Limitations of our study included the small sample size which may have diminished the power to detect an association between vitamin D deficiency and pneumonia severity. Further, few of our participants presented with danger signs, including hypoxemia. Future studies in the population with a high prevalence of severe pneumonia, i.e., significant proportion of young children with hypoxemia, ICU admission or treatment failure to first line antibiotics, should be considered.
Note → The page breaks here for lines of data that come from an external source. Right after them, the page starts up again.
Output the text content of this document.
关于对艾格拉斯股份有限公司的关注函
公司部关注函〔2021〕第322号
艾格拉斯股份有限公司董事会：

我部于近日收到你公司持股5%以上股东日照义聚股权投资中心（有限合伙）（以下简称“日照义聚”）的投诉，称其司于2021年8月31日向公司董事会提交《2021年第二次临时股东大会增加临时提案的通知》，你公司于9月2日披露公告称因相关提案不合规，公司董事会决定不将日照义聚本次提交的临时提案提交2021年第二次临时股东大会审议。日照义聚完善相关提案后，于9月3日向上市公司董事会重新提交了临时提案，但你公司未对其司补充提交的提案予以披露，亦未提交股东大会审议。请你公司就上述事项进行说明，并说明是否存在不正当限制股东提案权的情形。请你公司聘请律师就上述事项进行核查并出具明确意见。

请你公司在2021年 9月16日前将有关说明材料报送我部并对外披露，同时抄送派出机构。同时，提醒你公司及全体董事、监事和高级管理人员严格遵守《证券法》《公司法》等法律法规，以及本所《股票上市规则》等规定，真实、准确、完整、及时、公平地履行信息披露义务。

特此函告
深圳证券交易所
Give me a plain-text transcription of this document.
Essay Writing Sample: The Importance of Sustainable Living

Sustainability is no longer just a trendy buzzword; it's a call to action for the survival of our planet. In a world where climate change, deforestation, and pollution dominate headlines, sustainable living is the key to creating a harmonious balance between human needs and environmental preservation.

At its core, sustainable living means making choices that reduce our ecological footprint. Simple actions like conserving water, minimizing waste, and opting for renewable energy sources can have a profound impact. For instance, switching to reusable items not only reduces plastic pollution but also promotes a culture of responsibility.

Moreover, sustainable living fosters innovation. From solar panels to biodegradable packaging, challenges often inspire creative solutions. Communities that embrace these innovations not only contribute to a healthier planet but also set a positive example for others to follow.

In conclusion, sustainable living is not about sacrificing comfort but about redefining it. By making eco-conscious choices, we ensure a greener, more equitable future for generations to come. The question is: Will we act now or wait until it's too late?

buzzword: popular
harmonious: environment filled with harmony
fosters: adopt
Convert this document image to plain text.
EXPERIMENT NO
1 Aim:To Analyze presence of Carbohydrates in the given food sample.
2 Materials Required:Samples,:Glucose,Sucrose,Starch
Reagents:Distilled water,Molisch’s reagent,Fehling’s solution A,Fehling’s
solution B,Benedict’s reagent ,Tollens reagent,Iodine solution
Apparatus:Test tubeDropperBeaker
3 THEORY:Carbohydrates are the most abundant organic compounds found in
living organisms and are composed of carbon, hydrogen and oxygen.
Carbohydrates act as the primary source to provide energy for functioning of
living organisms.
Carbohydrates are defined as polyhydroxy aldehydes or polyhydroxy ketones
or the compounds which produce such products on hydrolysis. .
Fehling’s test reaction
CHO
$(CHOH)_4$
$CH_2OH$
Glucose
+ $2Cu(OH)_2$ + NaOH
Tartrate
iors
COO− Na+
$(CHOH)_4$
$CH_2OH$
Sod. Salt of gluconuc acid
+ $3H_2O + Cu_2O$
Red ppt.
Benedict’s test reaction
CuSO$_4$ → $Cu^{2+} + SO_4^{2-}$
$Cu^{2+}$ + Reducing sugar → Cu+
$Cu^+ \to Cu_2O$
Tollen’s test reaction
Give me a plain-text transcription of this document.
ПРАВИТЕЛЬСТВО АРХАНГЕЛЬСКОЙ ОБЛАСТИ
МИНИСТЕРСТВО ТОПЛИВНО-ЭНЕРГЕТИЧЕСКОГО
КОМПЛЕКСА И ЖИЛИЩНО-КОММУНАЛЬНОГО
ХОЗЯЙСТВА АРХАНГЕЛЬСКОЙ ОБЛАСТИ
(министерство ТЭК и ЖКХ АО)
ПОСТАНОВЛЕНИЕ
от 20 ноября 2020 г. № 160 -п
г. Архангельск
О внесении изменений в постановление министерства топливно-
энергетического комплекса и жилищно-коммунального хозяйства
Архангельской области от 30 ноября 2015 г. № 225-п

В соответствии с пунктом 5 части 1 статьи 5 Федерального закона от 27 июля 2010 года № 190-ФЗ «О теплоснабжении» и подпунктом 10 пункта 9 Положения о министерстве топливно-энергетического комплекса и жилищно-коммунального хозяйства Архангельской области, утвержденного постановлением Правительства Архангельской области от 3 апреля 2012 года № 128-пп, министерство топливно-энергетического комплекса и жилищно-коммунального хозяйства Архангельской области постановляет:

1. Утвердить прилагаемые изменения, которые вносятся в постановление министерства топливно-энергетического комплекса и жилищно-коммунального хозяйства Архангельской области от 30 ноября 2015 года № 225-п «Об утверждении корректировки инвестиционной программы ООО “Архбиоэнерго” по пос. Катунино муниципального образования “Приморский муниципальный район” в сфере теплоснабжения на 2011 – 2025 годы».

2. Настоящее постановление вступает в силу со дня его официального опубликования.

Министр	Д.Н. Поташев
We did not investigate the etiology of pneumonia that might have considerable impact on pneumonia severity. Strengths of the study included a recruitment period of over 12 months enabled us to include both seasons, wet and dry. This is important as both respiratory infection and vitamin D are deemed to be seasonal. A standardized of serum vitamin D measurement was employed in our study and we tested different cut off vitamin D levels for association with pneumonia severity in the analysis.
Conclusion
Vitamin D deficiency was common in under-five children hospitalized with pneumonia but was not related to pneumonia severity and hospitalization outcomes. Data from ongoing clinical trials are needed for better elucidation of the effects of vitamin D supplementation on the severity of pneumonia, particularly in LMIC settings such as Indonesia.
Supporting information
Acknowledgments
We thank all participants and parents who participated to this study, all study site staffs and pediatricians from district hospitals in Kota Yogyakarta and Kulon Progo who helped with the study recruitment. Lastly, we especially thank to all IPADS research assistants who assisted with data collection and study conduct.
Data Availability
All relevant data are within the manuscript.
Funding Statement
This study was supported by Murdoch Children's Research Institute in the form of funding awarded to SMG, Schlumberger foundation faculty for the future in the form of funding awarded to VO, Indonesia Endowment Fund for Education (LPDP) Ministry of Finance in the form of a grant awarded to VO (20130822080370), the David Bickart Clinician Research Fellowship from the University of Melbourne awarded to MD, Australia-Indonesia Centre (AIC) in the form of a grant awarded to MD and YS (01HSP1MELDancUGM003), and infrastructure funding from the Western Australian State Government, in partnership with the Australian Federal Government, through Bioplatforms Australia and the National Collaborative Research Infrastructure Strategy awarded to MWC. MCRI is supported by the Victorian Government Infrastructure Fund. The funders had no role in study design, data collection and analysis, decision to publish, or preparation of the manuscript.